Like Lawrence many years before him, when it comes down to publishing T E Morris favours initials over names. And just as Lawrence forged his reputation from his activities and associations with the Middle East, Morris has also gained wider acclaim in foreign lands. For him, he is bigger in the Ukraine and Russia than he is in his native land. Despite a prolific recorded output which now dates back five years, first with the band Her Name Is Calla and more recently as an artist in his own right, he continues to struggle for any wider recognition in this country. Having now spent more than an hour in his company, it is very difficult to comprehend why this should still be the case.
The sudden and unexpected demise of the intended support act Buffalo Skinners the day beforehand had irrevocably changed the complexion and structure of this evening. It quickly became a solo performance in every sense of the word, Tom Morris presenting himself in the bar of the Pocklington Arts Centre in front of just 13 people amongst whose number were his closest friends and six year old daughter. It moved the word intimacy into another dimension and for those of us who were fortunate enough to be there we should be eternally grateful.
Accompanying himself on guitar, Morris opened with The Hanging Man, one of three songs he was to perform from his EP of the same name. Like many of his songs, it mines a lyrical seam of love, loss, regret and self-recrimination. “I broke up in the atmosphere”; the refrain resonates, his voice replete with a combustible energy that perhaps only vulnerability and inner strength can bring.
Recorded at his Pocklington home late last year, The Hanging Man is Morris’s sixth and penultimate EP; the previous five, similarly limited hand-packaged copies, having all long since sold out. Alongside the subsequent EP After The War Ends, it heralds the arrival of his second solo album, And You Were The Hunter four songs from which are previewed tonight. The first of these is ‘The Long Distance Runner’. Like its title it is indefatigable, its inherent power ebbs and flows to the cadence of Morris’s emotions as he struggles to make sense of the position in which he finds himself and the guilt that he feels, his voice tracing the remarkable arc of Jeff Buckley’s lost highway.
‘Haven’ and ‘I Was The Last One’, also taken from the forthcoming album, follow. The former sees Morris reproduce the sexual release and electric frenzy of the studio version as his voice spirals into its upper register, whilst the latter does eventually offer some guarded optimism for future happiness. But to reflect Tom Morris as just another bedroom miserabilist, another tortured singer-songwriter, would be wholly inaccurate. In between the undoubted vicissitudes of his life and songs of personal failing, he presents as a noble, charming man imbued with remarkable self-awareness and humour, his tales of being asked to perform first dances and dirges at funerals in Russia being a quite perfect illustration of this.
On ‘I Love You Satellite’, and for the only time tonight, he shifts to the holy trinity of Macbook, Logic and keys.
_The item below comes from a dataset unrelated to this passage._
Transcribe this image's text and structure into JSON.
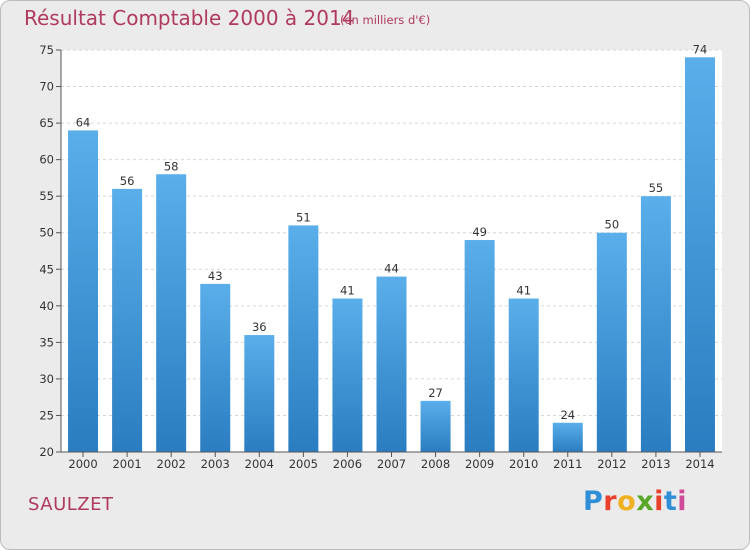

The result is ethereal, the shimmering beauty of the melody somehow managing to mask the song’s deep yearning and sorrow. In the title song from his most recent EP, replicated on the new album, Morris conveys his repugnance and moral sense in equal measure, conveying these mixed emotions in a voice that vacillates between Thom Yorke and a much younger Roy Harper. An ensuing cover of Kate Bush’s ‘Running Up That Hill’ is a quite perfect sequitur.
In time-honoured music hall tradition and following on from what has already been the most beguiling of performances, T E Morris saves his very best for last. After ‘I Could Have Been A Fire’, the only song tonight taken from his debut solo album We Were Animals, comes one that despite his having written it more than ten years ago has not yet been released. ‘Your Life In Pictures’, prescient and poignant, could have gone on forever but it finally brought him back to where we were, thirteen very fortunate people sat in the bar of the Pocklington Arts Centre.
And You Were The Hunter is released on 27th May 2013 via Function Records.